I know Danielle only from pictures. We have our Matriarch Rachel. We have George Washington. And we have Danielle Sonnenfeld. I’d glimpsed Danielle from the photos, from the songs, from the stories, from the constant discussion that revolved around this beautiful person.
So I googled her name, yearning to discover and meet the girl that the whole world was talking about.
I googled her name and practically drowned in an ocean of information, an ocean of tears, an ocean of understanding.
I never met you, and I never will meet you, Danielle. I’ll never know what made you laugh or cry. I’ll never glimpse the bud that sprouted into your magnificent empire of kindness, or what molded you into the ray of light that you are.
But your eyes, Danielle. I’ve seen your eyes. Only your eyes.
Danielle was a warm hug, the sweetest embrace. But is it legitimate to mourn a person whom I never knew, whom I’d never even met? Danielle, to me, you were also a hug, also an embrace.
Not because you were there with me during those long nights when I suffered. I spent those endless nights in the hospital all those years ago alone, weeping alone into my pillow. But you held me tight in your arms, embracing me in your warmth when you taught me how I can mend those deep wounds of my past and my ingrained fears of the future.

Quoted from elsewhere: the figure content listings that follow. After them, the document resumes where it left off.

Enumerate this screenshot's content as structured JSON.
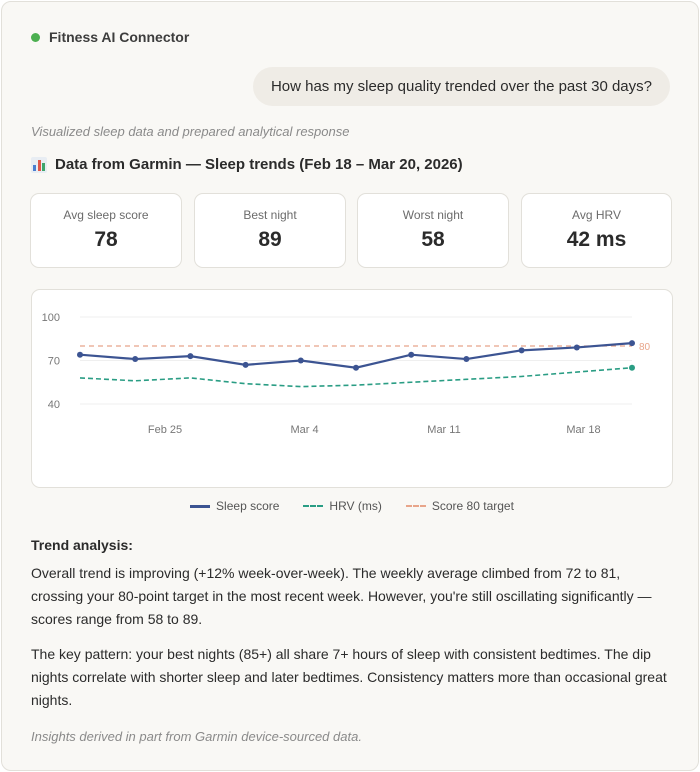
{
  "header": {
    "app_title": "Fitness AI Connector",
    "status_color": "#4caf50"
  },
  "conversation": {
    "user_message": "How has my sleep quality trended over the past 30 days?",
    "activity_note": "Visualized sleep data and prepared analytical response"
  },
  "source": {
    "icon": "bar-chart-icon",
    "heading": "Data from Garmin — Sleep trends (Feb 18 – Mar 20, 2026)"
  },
  "stats": [
    {
      "label": "Avg sleep score",
      "value": "78"
    },
    {
      "label": "Best night",
      "value": "89"
    },
    {
      "label": "Worst night",
      "value": "58"
    },
    {
      "label": "Avg HRV",
      "value": "42 ms"
    }
  ],
  "chart_data": {
    "type": "line",
    "x": [
      0,
      3,
      6,
      9,
      12,
      15,
      18,
      21,
      24,
      27,
      30
    ],
    "x_ticks": [
      "Feb 25",
      "Mar 4",
      "Mar 11",
      "Mar 18"
    ],
    "y_ticks": [
      "100",
      "70",
      "40"
    ],
    "ylim": [
      40,
      100
    ],
    "grid": true,
    "series": [
      {
        "name": "Sleep score",
        "color": "#3c5492",
        "style": "solid",
        "markers": true,
        "values": [
          74,
          71,
          73,
          67,
          70,
          65,
          74,
          71,
          77,
          79,
          82
        ]
      },
      {
        "name": "HRV (ms)",
        "color": "#2a9d84",
        "style": "dashed",
        "marker_last": true,
        "values": [
          58,
          56,
          58,
          54,
          52,
          53,
          55,
          57,
          59,
          62,
          65
        ]
      }
    ],
    "target": {
      "name": "Score 80 target",
      "value": 80,
      "label": "80",
      "color": "#e8a58a"
    }
  },
  "analysis": {
    "title": "Trend analysis:",
    "paragraph1": "Overall trend is improving (+12% week-over-week). The weekly average climbed from 72 to 81, crossing your 80-point target in the most recent week. However, you're still oscillating significantly — scores range from 58 to 89.",
    "paragraph2": "The key pattern: your best nights (85+) all share 7+ hours of sleep with consistent bedtimes. The dip nights correlate with shorter sleep and later bedtimes. Consistency matters more than occasional great nights."
  },
  "footer_note": "Insights derived in part from Garmin device-sourced data."
}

You taught me that there is purpose to every mark of loneliness scarring my heart. And I will do my utmost to ensure that no other child should suffer alone as I did.
Your light shines in me, Danielle. You are my radiant lighthouse, my guide. My source of inspiration.
Today, I also volunteer in hospital wards. Not only in Oncology, but in other, quieter wards, as well. I visit the emptier wards, passing through corridors seldom frequented by others. I have great dreams for the future, many that are larger than life, but it’s not of these that I wish to speak now. I want to share with you the intense moment when I knelt beside a nameless little girl in an anonymous ward in a little-known hospital and smoothed out her blanket. You know, Danielle? When I reflect upon it, I feel that it’s truer to say that we knelt beside her. Me, and the flame of Danielle that burns inside my heart.